Just like the environmental movement itself, local governments' ideas
and methods for handling these incidents are as yet unformed. Stability
does not mean the absence of political conflict or social movements, but
the state working to bring that conflict within the system. But,
regrettably, local governments often exclude interested parties from the
decision-making process, and fail to communicate when conflict worsens.
Often, they escalate the conflict. This is clear in the forceful methods
some authorities have used to preserve stability, suppressing voices of
opposition and branding opponents enemies.

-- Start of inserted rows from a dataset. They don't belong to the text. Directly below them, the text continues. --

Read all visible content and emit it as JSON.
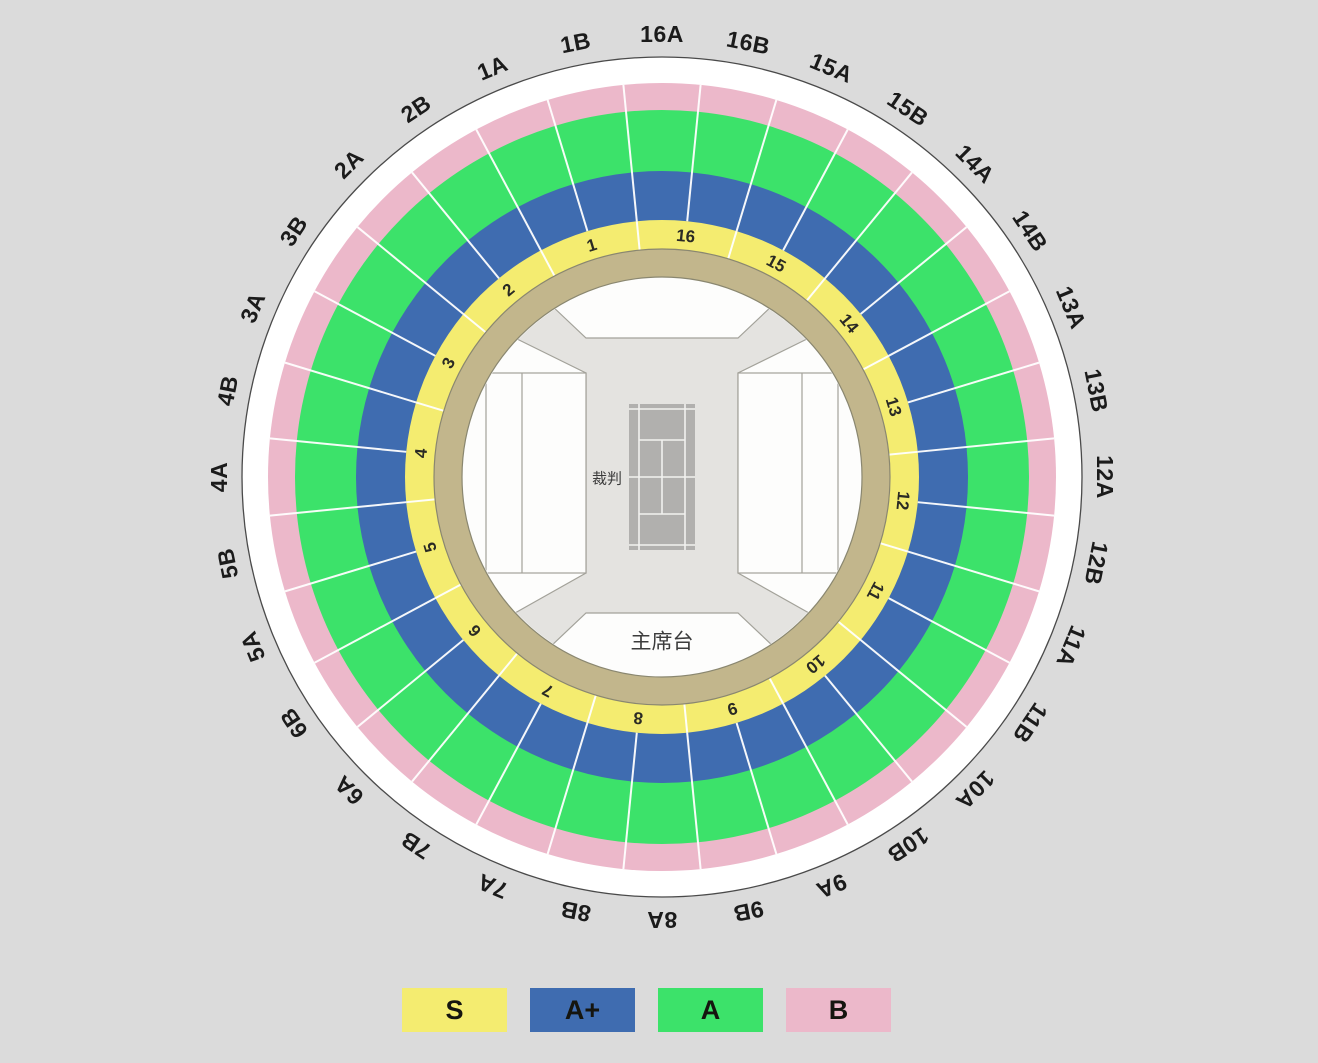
{
  "page": {
    "background": "#dbdbdb"
  },
  "stadium": {
    "outer_labels_clockwise_from_top": [
      "16A",
      "16B",
      "15A",
      "15B",
      "14A",
      "14B",
      "13A",
      "13B",
      "12A",
      "12B",
      "11A",
      "11B",
      "10A",
      "10B",
      "9A",
      "9B",
      "8A",
      "8B",
      "7A",
      "7B",
      "6A",
      "6B",
      "5A",
      "5B",
      "4A",
      "4B",
      "3A",
      "3B",
      "2A",
      "2B",
      "1A",
      "1B"
    ],
    "inner_section_numbers": [
      "1",
      "2",
      "3",
      "4",
      "5",
      "6",
      "7",
      "8",
      "9",
      "10",
      "11",
      "12",
      "13",
      "14",
      "15",
      "16"
    ],
    "center_labels": {
      "referee": "裁判",
      "rostrum": "主席台"
    },
    "tiers": {
      "S": {
        "label": "S",
        "color": "#f4ec70"
      },
      "Aplus": {
        "label": "A+",
        "color": "#3f6cb0"
      },
      "A": {
        "label": "A",
        "color": "#3ce26a"
      },
      "B": {
        "label": "B",
        "color": "#ecb8ca"
      }
    },
    "walkway_color": "#c2b68c",
    "outer_ring_color": "#ffffff",
    "bowl_colors": {
      "floor": "#fdfdfc",
      "corridor": "#e4e3e0",
      "court": "#b1b0ae"
    }
  },
  "legend": {
    "items": [
      {
        "label": "S",
        "color": "#f4ec70"
      },
      {
        "label": "A+",
        "color": "#3f6cb0"
      },
      {
        "label": "A",
        "color": "#3ce26a"
      },
      {
        "label": "B",
        "color": "#ecb8ca"
      }
    ]
  }
}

One example is the way in which local governments tend to blame street
protests triggered by environmental concerns on "small gangs" or
"ill-informed members of the public", acting on "ulterior motives".
These are usually false accusations which make the protestors out to be
either wrongheaded, or fools who have been incited to cause trouble, and
can only result in more opposition. Moreover, this approach provides the
local government with an excuse to mobilise the police, which does
nothing to solve the problem. Both sides use more extreme methods and
the situation escalates.

With major problems in the structures and processes of local governance,
there are no clear and mutually accepted rules of discussion. This was
true in the cases in Xiamen, Dalian and Shifang, at all stages of the
process - the initial decision-making, the growth of opposition,
interaction between the public and officials, worsening conflict and the
ultimate resolution.

In the end, street protests, bordering on violence, were used as a means
of expression and resolution. Thankfully, there was no bloodshed in
Shifang, but there are no guarantees that will be the case next time
around. Before we see serious violence, before true enmity takes root,
we need a fresh start for China's social governance.

Hard decisions must be taken to reform the political system, to face up
to the people's desire for political participation, to use methods such
as democratic elections to rein in local government's untrammelled
economic development. If they are not, then we face social collapse
caused by pollution, the yawning wealth gap, a lack of public services
and pessimism. The growth of environmental protests is a final warning.
It is time for social reform.



Tang Hao is deputy professor at South China Normal University, a
Fulbright scholar and a chinadialogue columnist.